Un nouveau sommet déterminant pour la réconciliation entre les deux Corées. Le président du Sud, Moon Jae-In, se rend demain à Pyongjang pour rencontrer le dirigeant du nord, Kim Jong Eun. Un tête-à-tête qui ravive les espoirs des dizaines de milliers de familles séparées par la frontière.

Certaines ont réussi à être momentanément réunies le temps d'une séance de retrouvailles organisée par les deux pays. Mais ces moments-là sont rarissimes.

Kim Kwang-ho, 81 ans est né en Corée du Nord. Pendant la guerre, il s’enfuit au Sud, laissant derrière lui son petit frère de 11 ans. Après 68 ans sans aucune nouvelle, il a enfin été autorisé à rencontrer, fin aout, au Nord :

La première fois que nous nous sommes revus, je n’ai pas cru que c’était mon frère. Après 68 ans de séparation, je n’avais aucun souvenir de son visage et je ne l’ai pas reconnu. Je lui ai donc posé plusieurs questions sur notre enfance, pour vérifier. J’ai ainsi pu être sûr que c’était bien lui. 

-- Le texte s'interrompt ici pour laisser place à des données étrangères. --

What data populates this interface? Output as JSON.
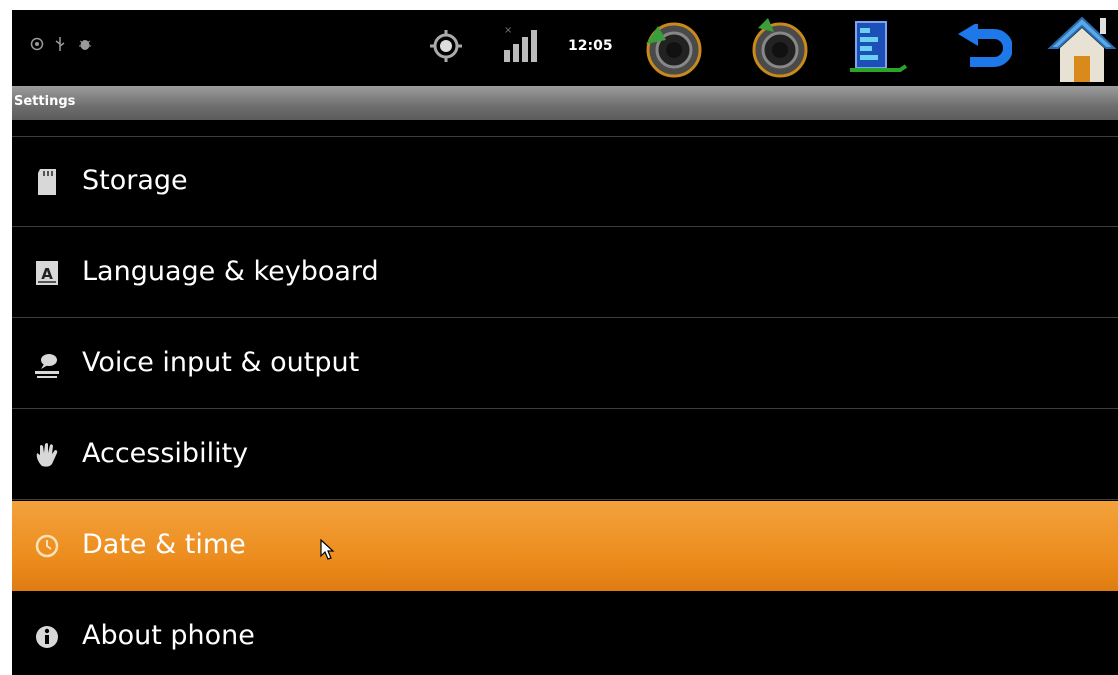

Kim Kwang-ho avait préparé deux valises de cadeaux, que son frère a d’abord refusées : il avait peur d’être dans le collimateur des agents nord-coréens, qui surveillent les rencontres de près. C’est peut-être cette surveillance qui pousse certains Nord-Coréens, en pleine retrouvailles, à se mettre soudainement à réciter la propagande officielle et à faire l’apologie de leurs dirigeants : 

Écouter ces mots de propagande me mettait mal à l’aise. Les Nord-Coréens ont subi un lavage de cerveau et parlent beaucoup d’idéologie. Mais je les comprends : c’est le seul moyen de réussir à survivre dans cette société. Cela ne me posait donc pas de problème.  

Les réunions n’ont duré que trois jours, et la Corée du Nord interdit ensuite aux familles de maintenir tout contact, par courrier ou par téléphone. 

J’ai répété plusieurs fois à mon frère : « De nos jours, les gens vivent jusqu’à 100 ans. Alors vivons 10 ans de plus, pour avoir une chance de nous revoir. » A sa femme qui l’accompagnait, j’ai dit : « ne le laissez pas boire d’alcool, ne le laissez pas fumer, évitez tout ce qui est mauvais pour lui ! »  

57 000 Sud-Coréens sont candidats à ces programmes de retrouvailles. La majorité a plus de 80 ans. Il y a donc urgence, mais en dépit du sommet demain à Pyongyang entre les deux dirigeants coréens, aucun accord pour une nouvelle rencontre n’a encore été trouvé.